Отношения Румянцева с новым главнокомандующим были не менее сложными, чем с Апраксиным. Со стороны многим казалось, что Фермор благоволит молодому генералу, ценит его выше других. Но так только казалось. В действительности же Фермор его ненавидел. Не потому, что считал бездарным командиром. Нет, он не мог отрицать в нем природного таланта. Он не терпел Румянцева за его пренебрежительное отношение к военным системам, которым Фермор был предан всем умом своим, которые считал единственно правильными. Фермор был учеником Миниха, преклонялся перед его полководческими способностями. Румянцев, наоборот, не признавал авторитета Миниха, открыто высмеивал его тактические схемы.

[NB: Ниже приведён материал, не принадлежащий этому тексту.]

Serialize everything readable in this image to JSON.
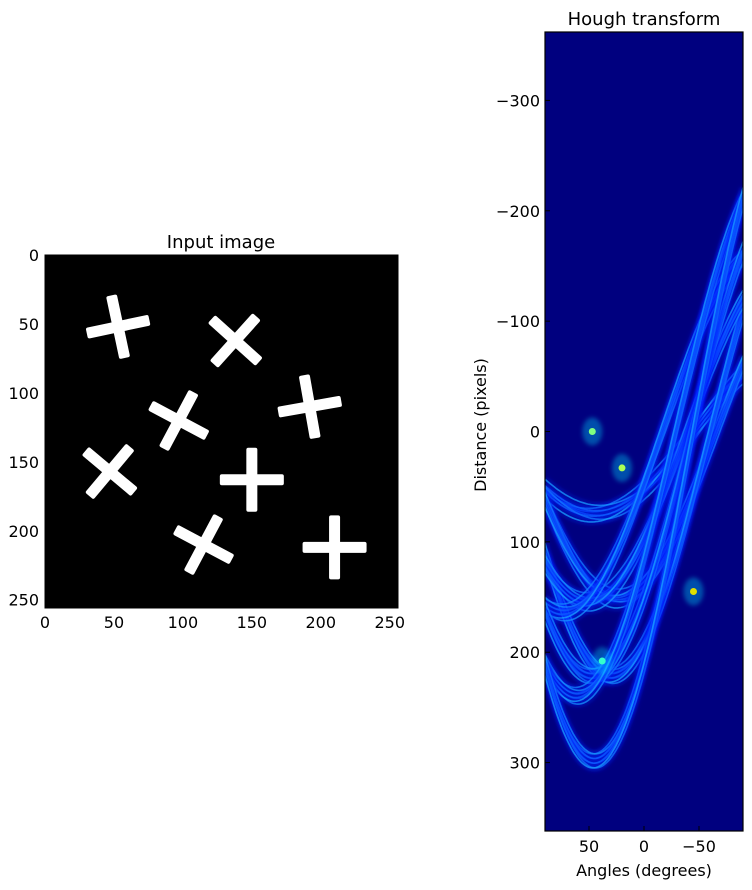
{
  "chart_data": [
    {
      "type": "image",
      "title": "Input image",
      "xlabel": "",
      "ylabel": "",
      "xlim": [
        0,
        256
      ],
      "ylim": [
        256,
        0
      ],
      "xticks": [
        "0",
        "50",
        "100",
        "150",
        "200",
        "250"
      ],
      "yticks": [
        "0",
        "50",
        "100",
        "150",
        "200",
        "250"
      ],
      "background_color": "#000000",
      "shape_color": "#ffffff",
      "crosses": [
        {
          "x": 53,
          "y": 52,
          "rotation": -12
        },
        {
          "x": 138,
          "y": 62,
          "rotation": 42
        },
        {
          "x": 192,
          "y": 110,
          "rotation": -10
        },
        {
          "x": 97,
          "y": 120,
          "rotation": 28
        },
        {
          "x": 47,
          "y": 157,
          "rotation": 40
        },
        {
          "x": 150,
          "y": 163,
          "rotation": 0
        },
        {
          "x": 115,
          "y": 210,
          "rotation": 28
        },
        {
          "x": 210,
          "y": 212,
          "rotation": 0
        }
      ]
    },
    {
      "type": "heatmap",
      "title": "Hough transform",
      "xlabel": "Angles (degrees)",
      "ylabel": "Distance (pixels)",
      "xlim": [
        90,
        -90
      ],
      "ylim": [
        -362,
        362
      ],
      "xticks": [
        50,
        0,
        -50
      ],
      "xtick_labels": [
        "50",
        "0",
        "−50"
      ],
      "yticks": [
        -300,
        -200,
        -100,
        0,
        100,
        200,
        300
      ],
      "ytick_labels": [
        "−300",
        "−200",
        "−100",
        "0",
        "100",
        "200",
        "300"
      ],
      "colormap": "jet",
      "background_color": "#00007f",
      "peaks": [
        {
          "angle": -45,
          "distance": 145,
          "color": "#e0e000"
        },
        {
          "angle": 47,
          "distance": 0,
          "color": "#7fff7f"
        },
        {
          "angle": 20,
          "distance": 33,
          "color": "#aaff55"
        },
        {
          "angle": 38,
          "distance": 208,
          "color": "#33ffcc"
        }
      ]
    }
  ]
}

Фермор был бы рад избавиться от слишком, как он считал, самонадеянного генерала, но не мог этого сделать. За спиной Румянцева стояли значительные лица, от которых зависела и его судьба, судьба главнокомандующего. За Румянцева мог заступиться его свояк, вице-президент военной коллегии, член Конференции граф Бутурлин. Кроме того, его поддерживали Шуваловы, пользовавшиеся абсолютным доверием императрицы. Все это побуждало Фермора к осторожности. Ни одного слова не высказал он вслух против Румянцева. Не дай Бог, чтобы кто-то подумал, что он, Фермор, не дает ему хода. Наоборот, он рад помочь ему проявить способности военачальника. Когда в декабре 1757 года от Конференции поступило указание о возобновлении похода на запад, он, Фермор, не кому-нибудь, а ему, Румянцеву, поручил принять командование над сводным кавалерийским отрядом и пойти на Тильзит для «выяснения сил и намерений противника». И когда Румянцев занял этот город, он, главнокомандующий, немедленно донес о том Конференции. Он вообще не утаивал заслуг Румянцева. И зависти к нему не высказывал. После взятия Тильзита Румянцев был возведен в чин генерал-лейтенанта, Узнав об этом, Фермор сам поехал к нему, чтобы лично высказать поздравления…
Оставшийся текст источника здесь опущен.